After Stuxnet and Flame cause carnage, Iran is set to take some of its infrastructure off the Internet
Iran is set to take critical infrastructure offline next month, following highly sophisticated cyber attacks such as those carried out with the Stuxnet and Flame malware.
Reza Taghipour, the country’s telecommunications minister, said “one or two” countries who were hostile to Iran were controlling the Internet, making it untrustworthy, according to the Daily Telegraph.
It is believed the US and Israel have been cooperating on cyber attacks against Iranian infrastructure. Reports suggested they created Stuxnet, which was thought to have set Iran’s nuclear programme back two years, and Flame, which attempted to collect vast amounts of information from those working on the nation’s critical operations.

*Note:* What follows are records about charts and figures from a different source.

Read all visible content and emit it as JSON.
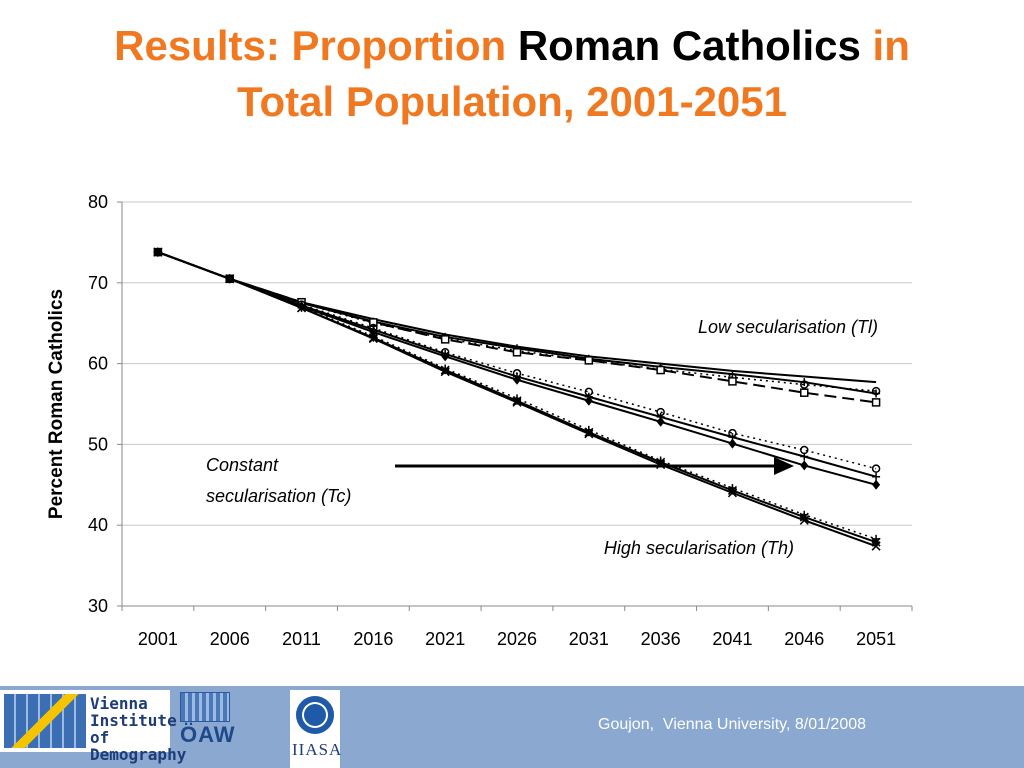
{
  "slide": {
    "title_part1": "Results: Proportion ",
    "title_part2": "Roman Catholics",
    "title_part3": " in",
    "title_line2": "Total Population, 2001-2051",
    "footer_text": "Goujon,  Vienna University, 8/01/2008"
  },
  "logos": {
    "vid_line1": "Vienna",
    "vid_line2": "Institute of",
    "vid_line3": "Demography",
    "oaw": "ÖAW",
    "iiasa": "IIASA"
  },
  "colors": {
    "title_orange": "#f07820",
    "footer_blue": "#8aa8d0"
  },
  "chart_data": {
    "type": "line",
    "ylabel": "Percent Roman Catholics",
    "xlabel": "",
    "ylim": [
      30,
      80
    ],
    "yticks": [
      30,
      40,
      50,
      60,
      70,
      80
    ],
    "categories": [
      "2001",
      "2006",
      "2011",
      "2016",
      "2021",
      "2026",
      "2031",
      "2036",
      "2041",
      "2046",
      "2051"
    ],
    "grid": "horizontal",
    "annotations": [
      {
        "text": "Low secularisation (Tl)"
      },
      {
        "text": "Constant"
      },
      {
        "text": "secularisation (Tc)"
      },
      {
        "text": "High secularisation (Th)"
      }
    ],
    "series": [
      {
        "group": "Tl",
        "marker": "none",
        "dash": "solid",
        "values": [
          73.8,
          70.5,
          67.6,
          65.5,
          63.6,
          62.1,
          60.9,
          60.0,
          59.1,
          58.4,
          57.7
        ]
      },
      {
        "group": "Tl",
        "marker": "plus",
        "dash": "solid",
        "values": [
          73.8,
          70.5,
          67.5,
          65.2,
          63.3,
          61.9,
          60.6,
          59.6,
          58.7,
          57.7,
          56.3
        ]
      },
      {
        "group": "Tl",
        "marker": "circle",
        "dash": "dotted",
        "values": [
          73.8,
          70.5,
          67.5,
          65.0,
          63.1,
          61.6,
          60.4,
          59.3,
          58.3,
          57.4,
          56.6
        ]
      },
      {
        "group": "Tl",
        "marker": "square",
        "dash": "dashed",
        "values": [
          73.8,
          70.5,
          67.6,
          65.1,
          63.0,
          61.4,
          60.4,
          59.2,
          57.8,
          56.4,
          55.2
        ]
      },
      {
        "group": "Tc",
        "marker": "plus",
        "dash": "solid",
        "values": [
          73.8,
          70.5,
          67.2,
          64.2,
          61.2,
          58.4,
          55.9,
          53.4,
          50.9,
          48.5,
          46.0
        ]
      },
      {
        "group": "Tc",
        "marker": "diamond",
        "dash": "solid",
        "values": [
          73.8,
          70.5,
          67.1,
          63.9,
          60.9,
          58.0,
          55.4,
          52.8,
          50.1,
          47.4,
          45.0
        ]
      },
      {
        "group": "Tc",
        "marker": "circle",
        "dash": "dotted",
        "values": [
          73.8,
          70.5,
          67.3,
          64.4,
          61.4,
          58.8,
          56.5,
          54.0,
          51.4,
          49.3,
          47.0
        ]
      },
      {
        "group": "Th",
        "marker": "star",
        "dash": "solid",
        "values": [
          73.8,
          70.5,
          66.9,
          63.2,
          59.2,
          55.4,
          51.5,
          47.8,
          44.3,
          41.0,
          37.9
        ]
      },
      {
        "group": "Th",
        "marker": "x",
        "dash": "solid",
        "values": [
          73.8,
          70.5,
          66.9,
          63.1,
          59.0,
          55.2,
          51.3,
          47.5,
          44.0,
          40.6,
          37.4
        ]
      },
      {
        "group": "Th",
        "marker": "plus",
        "dash": "dotted",
        "values": [
          73.8,
          70.5,
          67.0,
          63.4,
          59.4,
          55.7,
          51.8,
          48.0,
          44.6,
          41.3,
          38.3
        ]
      }
    ]
  }
}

“The establishment of the national intelligence network will create a situation where the precious intelligence of the country won’t be accessible to these powers,” Taghipour told a conference on Sunday at Tehran’s Amir Kabir University.

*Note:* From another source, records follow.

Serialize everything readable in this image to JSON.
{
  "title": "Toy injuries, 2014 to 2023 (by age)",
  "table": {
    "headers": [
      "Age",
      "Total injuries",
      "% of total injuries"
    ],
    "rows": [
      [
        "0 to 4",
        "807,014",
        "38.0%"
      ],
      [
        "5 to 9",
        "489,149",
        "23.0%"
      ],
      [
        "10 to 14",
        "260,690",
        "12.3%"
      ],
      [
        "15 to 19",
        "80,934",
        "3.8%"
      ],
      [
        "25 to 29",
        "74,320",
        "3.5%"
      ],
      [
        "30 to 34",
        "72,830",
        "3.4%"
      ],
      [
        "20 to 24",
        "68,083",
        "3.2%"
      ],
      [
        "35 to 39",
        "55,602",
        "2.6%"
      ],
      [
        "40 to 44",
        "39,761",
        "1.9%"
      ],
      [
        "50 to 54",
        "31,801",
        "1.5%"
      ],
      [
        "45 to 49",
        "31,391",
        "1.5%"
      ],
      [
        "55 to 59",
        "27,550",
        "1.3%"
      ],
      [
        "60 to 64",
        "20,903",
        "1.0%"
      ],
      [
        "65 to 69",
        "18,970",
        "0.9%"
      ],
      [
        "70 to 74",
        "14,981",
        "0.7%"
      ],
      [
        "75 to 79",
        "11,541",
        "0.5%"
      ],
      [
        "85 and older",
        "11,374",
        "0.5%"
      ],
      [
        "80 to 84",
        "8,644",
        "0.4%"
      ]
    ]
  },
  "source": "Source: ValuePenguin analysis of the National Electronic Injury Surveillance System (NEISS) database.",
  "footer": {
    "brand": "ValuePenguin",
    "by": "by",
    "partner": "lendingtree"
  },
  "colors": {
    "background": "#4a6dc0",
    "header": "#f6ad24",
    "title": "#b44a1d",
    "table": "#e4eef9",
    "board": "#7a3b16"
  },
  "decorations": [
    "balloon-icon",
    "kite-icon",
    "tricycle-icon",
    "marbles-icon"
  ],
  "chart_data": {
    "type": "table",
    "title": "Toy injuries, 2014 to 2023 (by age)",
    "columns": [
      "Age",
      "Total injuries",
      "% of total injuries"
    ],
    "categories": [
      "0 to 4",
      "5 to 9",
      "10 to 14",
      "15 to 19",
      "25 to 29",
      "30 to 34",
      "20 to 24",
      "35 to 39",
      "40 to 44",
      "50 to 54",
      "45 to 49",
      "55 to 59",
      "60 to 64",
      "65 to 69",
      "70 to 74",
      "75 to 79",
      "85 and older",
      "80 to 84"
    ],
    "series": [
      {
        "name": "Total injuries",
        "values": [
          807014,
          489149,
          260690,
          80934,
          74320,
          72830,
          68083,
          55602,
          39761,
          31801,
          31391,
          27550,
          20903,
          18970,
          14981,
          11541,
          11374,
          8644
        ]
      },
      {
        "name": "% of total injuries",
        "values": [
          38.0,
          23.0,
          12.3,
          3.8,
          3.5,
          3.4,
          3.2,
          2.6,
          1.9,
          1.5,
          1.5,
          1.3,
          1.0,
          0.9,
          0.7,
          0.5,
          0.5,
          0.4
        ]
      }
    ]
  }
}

Iran is planning on creating a domestic Internet, from which outside forces would be banned. Taghipour believes this intranet-esque system will be up and running within 18 months.
Just last week, Iran denied it became a victim of a virus that forced computers to play the AC/DC’s classic ‘Thunderstruck’, including infected systems helping run its nuclear programme.
The troubled nation has a history of Internet censorship. Reports earlier this year indicated Iran had begun blocking sites using the HTTPS secure protocol, effectively censoring major bank sites, Google, Gmail, Facebook and many other commercial sites.
Earlier this year, Iran sentenced Saeed Malekpour, an Iranian-born web programmer living in Canada until his 2008 arrest, after one of his web programs was used to post pornographic images without his knowledge.